Le Horla, tiens, à propos ! je l’ai récemment lue cette nouvelle dans laquelle l’ancienne magie aliénée de Maupassant perdure. Le talent a des hallucinations qui marquent la littérature. Mais si je l’évoque ce n’est pas pour apporter un énième éclairage sur la part d’altération mentale de l’auteur entrant dans cette œuvre. Sa neurosyphilis ne se déclare dans ses épisodes les plus extrêmes de façon trop imprécise dans le temps pour en mesurer l’impact.

Le cliquètement de l’imagination

Non, mon intérêt a été éveillé par ce qui gravite autour du texte, à savoir une préface, la première version de Le Horla en sus de celle définitive, et quelques notes précisant à quoi il était nécessaire de relier certains passages. Non seulement c’est instructif, mais aussi ça permet d’identifier le bruit des rouages du récit. De comprendre comment l’imagination cliquète. C’est un sujet qui à lui seul a déjà constitué le cœur de bien des ouvrages.
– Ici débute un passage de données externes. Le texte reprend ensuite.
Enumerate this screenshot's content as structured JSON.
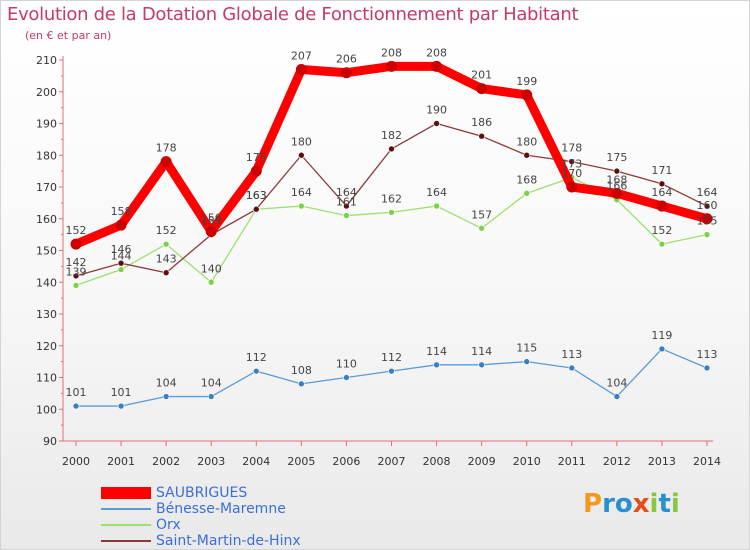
{
  "chart_data": {
    "type": "line",
    "title": "Evolution de la Dotation Globale de Fonctionnement par Habitant",
    "subtitle": "(en € et par an)",
    "categories": [
      "2000",
      "2001",
      "2002",
      "2003",
      "2004",
      "2005",
      "2006",
      "2007",
      "2008",
      "2009",
      "2010",
      "2011",
      "2012",
      "2013",
      "2014"
    ],
    "ylim": [
      90,
      210
    ],
    "yticks": [
      90,
      100,
      110,
      120,
      130,
      140,
      150,
      160,
      170,
      180,
      190,
      200,
      210
    ],
    "grid": false,
    "legend_position": "bottom-left",
    "series": [
      {
        "name": "SAUBRIGUES",
        "color": "#ff0000",
        "marker": "#cc0000",
        "values": [
          152,
          158,
          178,
          156,
          175,
          207,
          206,
          208,
          208,
          201,
          199,
          170,
          168,
          164,
          160
        ],
        "labels": [
          "152",
          "158",
          "178",
          "156",
          "175",
          "207",
          "206",
          "208",
          "208",
          "201",
          "199",
          "170",
          "168",
          "164",
          "160"
        ]
      },
      {
        "name": "Bénesse-Maremne",
        "color": "#5b9bd5",
        "marker": "#3a7fc0",
        "values": [
          101,
          101,
          104,
          104,
          112,
          108,
          110,
          112,
          114,
          114,
          115,
          113,
          104,
          119,
          113
        ],
        "labels": [
          "101",
          "101",
          "104",
          "104",
          "112",
          "108",
          "110",
          "112",
          "114",
          "114",
          "115",
          "113",
          "104",
          "119",
          "113"
        ]
      },
      {
        "name": "Orx",
        "color": "#9ee06e",
        "marker": "#7ed04a",
        "values": [
          139,
          144,
          152,
          140,
          163,
          164,
          161,
          162,
          164,
          157,
          168,
          173,
          166,
          152,
          155
        ],
        "labels": [
          "139",
          "144",
          "152",
          "140",
          "163",
          "164",
          "161",
          "162",
          "164",
          "157",
          "168",
          "173",
          "166",
          "152",
          "155"
        ]
      },
      {
        "name": "Saint-Martin-de-Hinx",
        "color": "#8b3a3a",
        "marker": "#5a1010",
        "values": [
          142,
          146,
          143,
          155,
          163,
          180,
          164,
          182,
          190,
          186,
          180,
          178,
          175,
          171,
          164
        ],
        "labels": [
          "142",
          "146",
          "143",
          "155",
          "163",
          "180",
          "164",
          "182",
          "190",
          "186",
          "180",
          "178",
          "175",
          "171",
          "164"
        ]
      }
    ]
  },
  "legend": {
    "items": [
      {
        "label": "SAUBRIGUES",
        "color": "#ff0000",
        "text_color": "#3b6fd8"
      },
      {
        "label": "Bénesse-Maremne",
        "color": "#5b9bd5",
        "text_color": "#3b6fd8"
      },
      {
        "label": "Orx",
        "color": "#9ee06e",
        "text_color": "#3b6fd8"
      },
      {
        "label": "Saint-Martin-de-Hinx",
        "color": "#8b3a3a",
        "text_color": "#3b6fd8"
      }
    ]
  },
  "brand": {
    "logo_letters": [
      "P",
      "r",
      "o",
      "x",
      "i",
      "t",
      "i"
    ],
    "logo_colors": [
      "#f39a1e",
      "#2a8fd0",
      "#2a8fd0",
      "#e84b1a",
      "#8cc63e",
      "#2a8fd0",
      "#8cc63e"
    ]
  }
}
Mille et une bonnes raisons de relire Keyes

Pareil processus avait été élaboré avec un apport plus poussé encore – un long témoignage de l’auteur aidant à enrichir le propos – dans Des fleurs pour Algernon, le chef-d’œuvre de Daniel Keyes (en attendant que je lise prochainement Les mille et une vies de Billy Milligan, du même auteur). Le délabrement psychologique, comment la peur abêtit la compassion, la nocivité de l’intelligence quand elle s’imagine ne pouvoir exister que par l’écrasement de l’autre, ce que la perversité intellectuel peut avoir de brillant, le courage d’être idiot, etc. Tant de personnages sont à inventer à partir de ces évidences que l’on délaisse parfois, quand pourtant le portrait mental donne à la société son vrai visage.

De la phrase naît une idée qui accouche d’une page engendrant une histoire, et l’imagination, infatigable parturiente, a dans ses contractions le mouvement perpétuel de la création.